Elfen, Prinzessinnen und andere Märchen

 

 

 

von

 

Madeleine Winter

 

 

 

 

 

 

 

 

 

 

Kapitel 1 - Seelenschwester

Vor sehr langer Zeit lebten einst ein König und eine Königin in einem riesigen Schloss, von dessen man das ganze Land überblickte. Ein langer schmaler Fluss schlängelte sich durch große Weiden, Felder und Wälder.
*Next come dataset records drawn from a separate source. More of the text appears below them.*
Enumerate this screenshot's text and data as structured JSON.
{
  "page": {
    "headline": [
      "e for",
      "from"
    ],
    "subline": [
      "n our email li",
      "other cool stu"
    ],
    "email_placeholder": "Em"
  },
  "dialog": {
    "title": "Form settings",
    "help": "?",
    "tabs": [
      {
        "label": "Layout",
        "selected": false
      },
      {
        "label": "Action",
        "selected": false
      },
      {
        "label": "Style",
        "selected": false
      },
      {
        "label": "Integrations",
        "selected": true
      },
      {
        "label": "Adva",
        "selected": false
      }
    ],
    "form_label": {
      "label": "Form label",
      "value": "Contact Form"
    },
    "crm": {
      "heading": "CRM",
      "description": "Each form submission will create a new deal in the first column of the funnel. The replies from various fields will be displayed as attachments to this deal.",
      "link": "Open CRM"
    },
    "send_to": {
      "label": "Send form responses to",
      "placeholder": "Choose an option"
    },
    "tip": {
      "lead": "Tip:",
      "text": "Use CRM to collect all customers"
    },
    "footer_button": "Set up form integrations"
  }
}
Inmitten des flachen Landes erhob sich der hohe Hügel, auf dem das Schloss stand. Es hatte vier hohe Türme, einen mittelgroßen Turm sowie eine recht hohe Mauer. Innerhalb der Schlossmauern gab es einige Häuser sowie einen Schlossgarten.
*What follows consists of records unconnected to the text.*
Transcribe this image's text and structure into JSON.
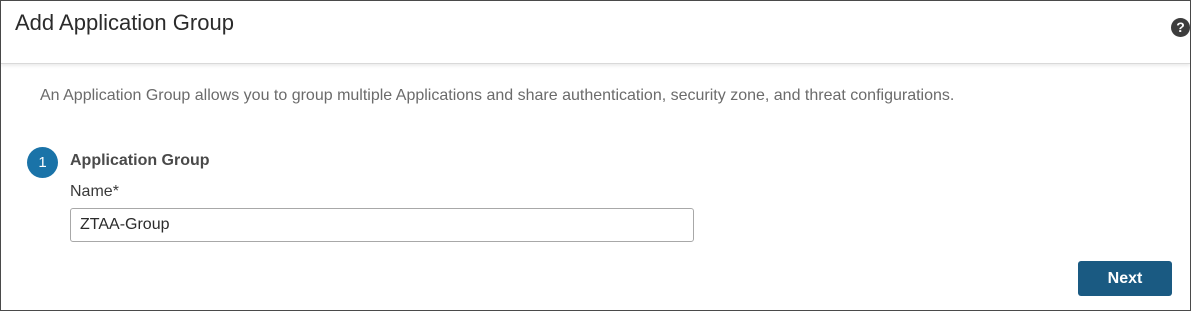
{
  "dialog": {
    "title": "Add Application Group",
    "help_icon": "help-icon",
    "description": "An Application Group allows you to group multiple Applications and share authentication, security zone, and threat configurations."
  },
  "step": {
    "number": "1",
    "title": "Application Group"
  },
  "name_field": {
    "label": "Name",
    "required_marker": "*",
    "value": "ZTAA-Group"
  },
  "actions": {
    "next_label": "Next"
  },
  "colors": {
    "accent": "#1a73a8",
    "button": "#1a5a82"
  }
}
Im Schloss selbst lebte das Königspaar zusammen mit seinen Bediensteten, Wächtern und der einzigen Tochter: Sophie.

Sophie war ein wunderschönes Mächen. Gerade fünfzehn Jahre jung, trug sie ihr langes blondes Haar immer offen. Es wellte sich über ihr weiß-hellblaues glitzerndes Kleid. Auf ihrem Haupt trug sie ein silbernes, funkelndes Diadem, welches im Sonnenlicht regenbogenfarben schimmerte.

Sophie liebte den Garten mit seinen vielen bunten Blumen und Blüten, sodass sie sehr oft in diesem anzutreffen war. Auch an diesem Tage hielt sie sich im Garten auf und genoss den frühlingshaften Duft der ersten Blumen, während einige Gärtner den Kräutergarten pflegten.

Ein Bote kam in den Garten und lief auf Sophie zu. Vor ihr blieb er stehen und verneigte sich.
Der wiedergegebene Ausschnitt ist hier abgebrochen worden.